Generally speaking, chain techniques are not only applicable but necessary whenever the puzzle is sufficiently hard. So, I'd say: when no elementary rule works, start looking for chains.
And, when looking for chains, start by looking for the simplest types, and then for types of increasing complexities (and for chains of increasing lengths).
But this is of course a personal preference and "elementary" will be given different meanings by different people.

winelines wrote:how they select where to try starting and ending the chain.

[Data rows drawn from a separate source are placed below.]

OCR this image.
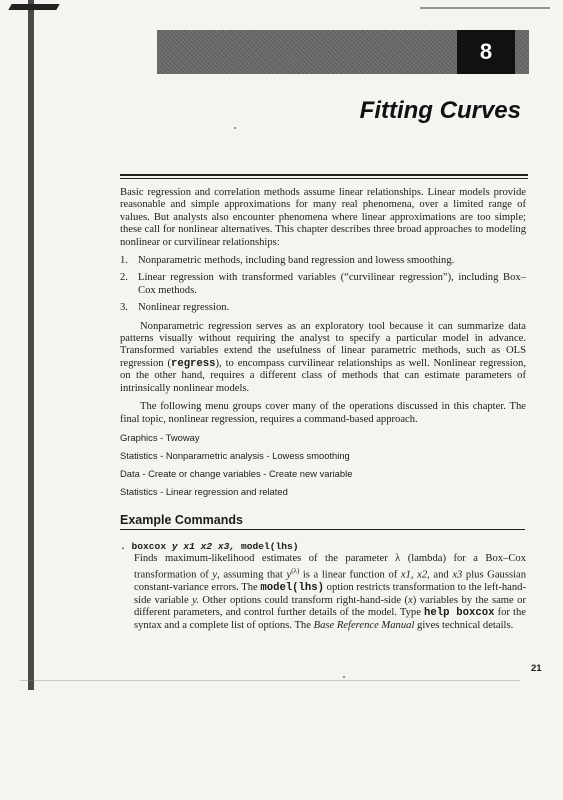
8
Fitting Curves

Basic regression and correlation methods assume linear relationships. Linear models provide reasonable and simple approximations for many real phenomena, over a limited range of values. But analysts also encounter phenomena where linear approximations are too simple; these call for nonlinear alternatives. This chapter describes three broad approaches to modeling nonlinear or curvilinear relationships:

1. Nonparametric methods, including band regression and lowess smoothing.
2. Linear regression with transformed variables (“curvilinear regression”), including Box–Cox methods.
3. Nonlinear regression.

Nonparametric regression serves as an exploratory tool because it can summarize data patterns visually without requiring the analyst to specify a particular model in advance. Transformed variables extend the usefulness of linear parametric methods, such as OLS regression (regress), to encompass curvilinear relationships as well. Nonlinear regression, on the other hand, requires a different class of methods that can estimate parameters of intrinsically nonlinear models.

The following menu groups cover many of the operations discussed in this chapter. The final topic, nonlinear regression, requires a command-based approach.

Graphics - Twoway

Statistics - Nonparametric analysis - Lowess smoothing

Data - Create or change variables - Create new variable

Statistics - Linear regression and related

Example Commands
. boxcox y x1 x2 x3, model(lhs)
Finds maximum-likelihood estimates of the parameter λ (lambda) for a Box–Cox transformation of y, assuming that $y^{(\lambda)}$ is a linear function of x1, x2, and x3 plus Gaussian constant-variance errors. The model(lhs) option restricts transformation to the left-hand-side variable y. Other options could transform right-hand-side (x) variables by the same or different parameters, and control further details of the model. Type help boxcox for the syntax and a complete list of options. The Base Reference Manual gives technical details.
21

This is the difficult part of the question. I'd say there is "some" reason why we want to eliminate some candidate and we look for chains that could do so. But I think much works remains to be done on this general topic of focusing the search for chains.
Not only does your question make sense, but it is also an interesting one: whereas the chains patterns, like any other pattern, can be given purely logical descriptions and lead to well proven eliminations, i.e. they are in the realm of pure logic, the general topic of focusing the search will probably lead us into the realm of heuristics.
denis_berthier
2010 Supporter

Posts: 1377
Joined: 19 June 2007
Location: Paris

Thanks so much for your response, Denis.

Let me add a little to my rationale for the use of the term pattern-based, since I think I was speaking of it in a heuristic, not a logical sense. When I try to apply coloring, and filter on individual numbers, I generally find that 3 or 5 numbers are filled or contain only strong links, while a few others contain mostly numbers linked weakly. That generally only leaves 1- 3 numbers where coloring can be expected to yield positive results (reasonable combination of strong and weak links). In this case it is the pattern of the single numbers that lead me quickly to a solution (if there is one).

For me, the other common techniques require a similar recognition of a pattern. The XY wing is a little different because I understand that it is really a chain technique, however, filtering on pairs, makes it generally easy to spot. So in my mind, I look for a L pattern using the same three numbers.

Maybe if I were to be able to solve a suffient number of puzzles using X chain, XY chain, ALSs, I would "learn" what to look for. I gather that is what you meant by the application of heuristics. But right now I am flying blind.